Most of us made our first friends when we were very young. Now that so many kids go to preschool, a lot of close friendships start when kids are still in diapers. In Circle Time and on the playground, we decide who is cool and who we think is a doodyhead.

Elementary school is another place we can form friendships. Through games on the even bigger playground, group projects, and lunch tables we start seeing who has similar interests and who we enjoy spending our time with.

As we get older, things start to change. Middle School is typically ground zero when it comes to our first, major “Who am I really?” searches. In come the hormones and with them come lots of experimenting with our appearance and attitudes. We are just finding out if we are confident or shy, popular or not, and sometimes that results in losing some of the friendships that began in Elementary School.

High School can be just as brutal. Once we need to start focusing on if we want to go to college, a trade school, or just get a local job and start making money it makes us question again, who are we? Who do we want to be? (Cue Mark Metcalf in the Twisted Sister videos: “What do you wanna do with your life?!?!”)

 

There are a lot of friendships that don’t last once the miles come between you. In our present day of social media and text messaging it is a lot easier to keep in touch with our friends than it was when I went off to school. I was 1000 miles away. There were no computers. I wrote letters. I couldn’t even call because long distance cost a lot of money. But I made new friends in college too.

If you are lucky, you have friends from every stage of your life. The ones who knew you when you were still new to adult friends that you may have just met.
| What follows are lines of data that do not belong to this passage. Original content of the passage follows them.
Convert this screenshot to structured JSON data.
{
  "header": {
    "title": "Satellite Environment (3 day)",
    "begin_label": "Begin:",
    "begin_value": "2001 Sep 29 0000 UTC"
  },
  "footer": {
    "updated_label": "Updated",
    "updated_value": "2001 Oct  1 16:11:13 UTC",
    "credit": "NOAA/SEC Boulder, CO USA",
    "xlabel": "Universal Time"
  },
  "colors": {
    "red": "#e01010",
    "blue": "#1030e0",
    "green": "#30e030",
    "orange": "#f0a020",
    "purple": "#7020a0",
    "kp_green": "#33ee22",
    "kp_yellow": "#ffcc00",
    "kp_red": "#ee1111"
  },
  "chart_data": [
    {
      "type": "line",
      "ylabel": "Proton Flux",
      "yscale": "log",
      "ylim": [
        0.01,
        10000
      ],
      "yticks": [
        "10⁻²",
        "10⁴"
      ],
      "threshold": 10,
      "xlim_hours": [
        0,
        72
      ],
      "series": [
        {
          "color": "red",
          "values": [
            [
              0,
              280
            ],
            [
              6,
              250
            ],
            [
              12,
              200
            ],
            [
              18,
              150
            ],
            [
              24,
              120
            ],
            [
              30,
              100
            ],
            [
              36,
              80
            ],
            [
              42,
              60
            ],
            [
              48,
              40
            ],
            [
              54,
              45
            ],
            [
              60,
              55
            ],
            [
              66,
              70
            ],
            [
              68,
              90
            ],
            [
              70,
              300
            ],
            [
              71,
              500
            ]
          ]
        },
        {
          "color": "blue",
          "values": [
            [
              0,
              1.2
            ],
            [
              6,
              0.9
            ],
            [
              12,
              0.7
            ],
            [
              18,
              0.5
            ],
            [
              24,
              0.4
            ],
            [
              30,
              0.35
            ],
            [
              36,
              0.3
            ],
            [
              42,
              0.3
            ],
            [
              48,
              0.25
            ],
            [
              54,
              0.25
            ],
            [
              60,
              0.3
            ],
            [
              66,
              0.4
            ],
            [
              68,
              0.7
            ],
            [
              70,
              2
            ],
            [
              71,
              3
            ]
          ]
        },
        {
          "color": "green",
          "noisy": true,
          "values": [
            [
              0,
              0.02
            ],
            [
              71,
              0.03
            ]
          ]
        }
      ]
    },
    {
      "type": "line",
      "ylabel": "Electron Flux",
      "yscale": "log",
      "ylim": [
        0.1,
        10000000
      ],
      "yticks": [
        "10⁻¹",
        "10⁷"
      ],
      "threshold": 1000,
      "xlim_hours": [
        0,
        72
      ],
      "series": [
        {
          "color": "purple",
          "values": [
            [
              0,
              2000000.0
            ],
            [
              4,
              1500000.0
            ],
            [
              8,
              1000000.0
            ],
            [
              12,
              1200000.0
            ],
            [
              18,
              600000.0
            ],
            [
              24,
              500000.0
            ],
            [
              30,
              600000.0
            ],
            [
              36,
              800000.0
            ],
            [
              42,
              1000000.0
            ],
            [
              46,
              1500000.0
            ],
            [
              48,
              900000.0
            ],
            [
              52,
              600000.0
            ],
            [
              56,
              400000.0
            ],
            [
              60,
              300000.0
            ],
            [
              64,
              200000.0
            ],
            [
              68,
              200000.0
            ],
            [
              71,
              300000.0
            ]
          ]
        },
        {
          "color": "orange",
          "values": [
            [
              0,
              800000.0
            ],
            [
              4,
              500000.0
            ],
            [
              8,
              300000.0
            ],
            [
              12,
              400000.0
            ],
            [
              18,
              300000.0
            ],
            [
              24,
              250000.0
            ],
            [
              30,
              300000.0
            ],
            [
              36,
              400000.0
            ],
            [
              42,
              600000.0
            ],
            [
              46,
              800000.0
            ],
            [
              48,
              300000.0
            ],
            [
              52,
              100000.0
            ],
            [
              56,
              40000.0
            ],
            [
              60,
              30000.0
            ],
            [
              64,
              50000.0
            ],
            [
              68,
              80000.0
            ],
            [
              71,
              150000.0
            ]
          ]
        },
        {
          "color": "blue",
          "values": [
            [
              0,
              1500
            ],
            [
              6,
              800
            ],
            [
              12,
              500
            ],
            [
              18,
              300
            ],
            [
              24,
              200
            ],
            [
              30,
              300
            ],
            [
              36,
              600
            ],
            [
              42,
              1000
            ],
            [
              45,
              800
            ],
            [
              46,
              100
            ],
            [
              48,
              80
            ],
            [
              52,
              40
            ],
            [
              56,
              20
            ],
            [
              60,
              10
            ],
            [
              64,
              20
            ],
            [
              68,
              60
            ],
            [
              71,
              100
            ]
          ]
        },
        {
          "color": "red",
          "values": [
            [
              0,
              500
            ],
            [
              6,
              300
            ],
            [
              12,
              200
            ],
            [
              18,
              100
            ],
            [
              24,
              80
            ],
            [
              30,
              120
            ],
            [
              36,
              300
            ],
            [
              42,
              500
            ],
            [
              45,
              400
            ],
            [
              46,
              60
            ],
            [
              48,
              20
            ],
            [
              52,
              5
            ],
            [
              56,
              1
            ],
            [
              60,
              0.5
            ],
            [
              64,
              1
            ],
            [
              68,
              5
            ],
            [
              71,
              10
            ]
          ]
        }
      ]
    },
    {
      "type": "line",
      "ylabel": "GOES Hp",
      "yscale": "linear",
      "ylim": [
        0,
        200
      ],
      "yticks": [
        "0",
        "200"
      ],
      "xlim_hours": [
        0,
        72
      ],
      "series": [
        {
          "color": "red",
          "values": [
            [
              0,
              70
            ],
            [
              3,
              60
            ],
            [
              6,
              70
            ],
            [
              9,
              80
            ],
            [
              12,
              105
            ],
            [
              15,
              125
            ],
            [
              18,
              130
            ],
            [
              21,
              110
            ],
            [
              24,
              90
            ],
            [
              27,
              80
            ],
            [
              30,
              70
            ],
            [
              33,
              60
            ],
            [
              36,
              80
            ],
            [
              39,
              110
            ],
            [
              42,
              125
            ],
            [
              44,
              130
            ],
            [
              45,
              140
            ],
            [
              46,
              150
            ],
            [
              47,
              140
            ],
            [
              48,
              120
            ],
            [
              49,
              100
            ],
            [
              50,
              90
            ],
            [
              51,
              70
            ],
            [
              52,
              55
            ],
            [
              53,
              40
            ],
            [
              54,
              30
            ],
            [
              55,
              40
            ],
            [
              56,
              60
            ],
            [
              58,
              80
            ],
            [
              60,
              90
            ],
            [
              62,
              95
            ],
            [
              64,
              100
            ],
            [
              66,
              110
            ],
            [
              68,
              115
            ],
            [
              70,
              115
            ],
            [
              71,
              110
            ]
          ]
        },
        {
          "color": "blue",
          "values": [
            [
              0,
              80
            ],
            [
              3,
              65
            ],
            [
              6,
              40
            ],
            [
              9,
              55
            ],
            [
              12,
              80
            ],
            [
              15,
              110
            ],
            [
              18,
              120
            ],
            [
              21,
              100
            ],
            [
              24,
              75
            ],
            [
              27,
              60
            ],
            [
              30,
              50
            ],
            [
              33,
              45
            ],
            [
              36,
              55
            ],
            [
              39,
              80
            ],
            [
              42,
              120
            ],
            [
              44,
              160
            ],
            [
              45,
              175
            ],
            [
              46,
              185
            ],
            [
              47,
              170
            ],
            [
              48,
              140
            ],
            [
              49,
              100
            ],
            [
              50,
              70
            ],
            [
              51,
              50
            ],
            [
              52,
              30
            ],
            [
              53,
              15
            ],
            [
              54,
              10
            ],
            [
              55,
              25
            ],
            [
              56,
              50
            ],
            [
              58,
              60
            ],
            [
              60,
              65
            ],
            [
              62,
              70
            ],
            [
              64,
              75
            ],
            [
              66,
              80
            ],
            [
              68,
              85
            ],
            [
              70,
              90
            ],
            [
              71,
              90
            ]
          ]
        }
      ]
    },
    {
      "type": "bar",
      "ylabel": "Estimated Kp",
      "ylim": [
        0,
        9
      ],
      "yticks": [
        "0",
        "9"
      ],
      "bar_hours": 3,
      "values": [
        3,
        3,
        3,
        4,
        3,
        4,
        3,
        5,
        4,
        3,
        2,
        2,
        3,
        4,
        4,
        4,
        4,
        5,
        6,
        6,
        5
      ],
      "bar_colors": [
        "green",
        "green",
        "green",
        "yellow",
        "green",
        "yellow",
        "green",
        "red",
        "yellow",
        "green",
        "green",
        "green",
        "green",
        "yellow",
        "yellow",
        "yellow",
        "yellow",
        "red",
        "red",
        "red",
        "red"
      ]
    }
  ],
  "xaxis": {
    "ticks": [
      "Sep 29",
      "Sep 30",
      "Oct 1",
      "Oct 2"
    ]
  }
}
Sometimes we lose touch with people just to rekindle the friendship later on in life.

As we get older we learn more about ourselves and what is good and important to include in our lives as well as what isn’t. Sometimes people we loved dearly show us they really can’t be trusted. Sometimes nothing at all happened but you and your friend are just on different paths. There’s nothing wrong with either path, they just don’t connect anymore.

Friends make up so much of what makes us happy. Our stories, our events, and the way we deal with the bad times all include the family we’ve picked as well as the family we were born into. When you have that special friendship with someone there is nothing else like it.

If at some point a friendship is no longer a positive, or that friend is really just using you, or it just doesn’t fit in making you the best you can be it may be time to break it off.  It’s natural to feel sad about it but don’t feel guilty because you are taking care of yourself. As we evolve we don’t always continue to mesh with everyone we once did. But the ones who are meant to be there will always be there, and you get to meet new people and make new friendships as you go.

I am lucky enough to still be friends with people I’ve known over 30 years. We know way too much about each other! Haha I have friends that I am still learning a lot about, and some in between. Cherish your friendships, nurture them and enjoy them! But if you know you are no longer good for one another, it’s time to let it go.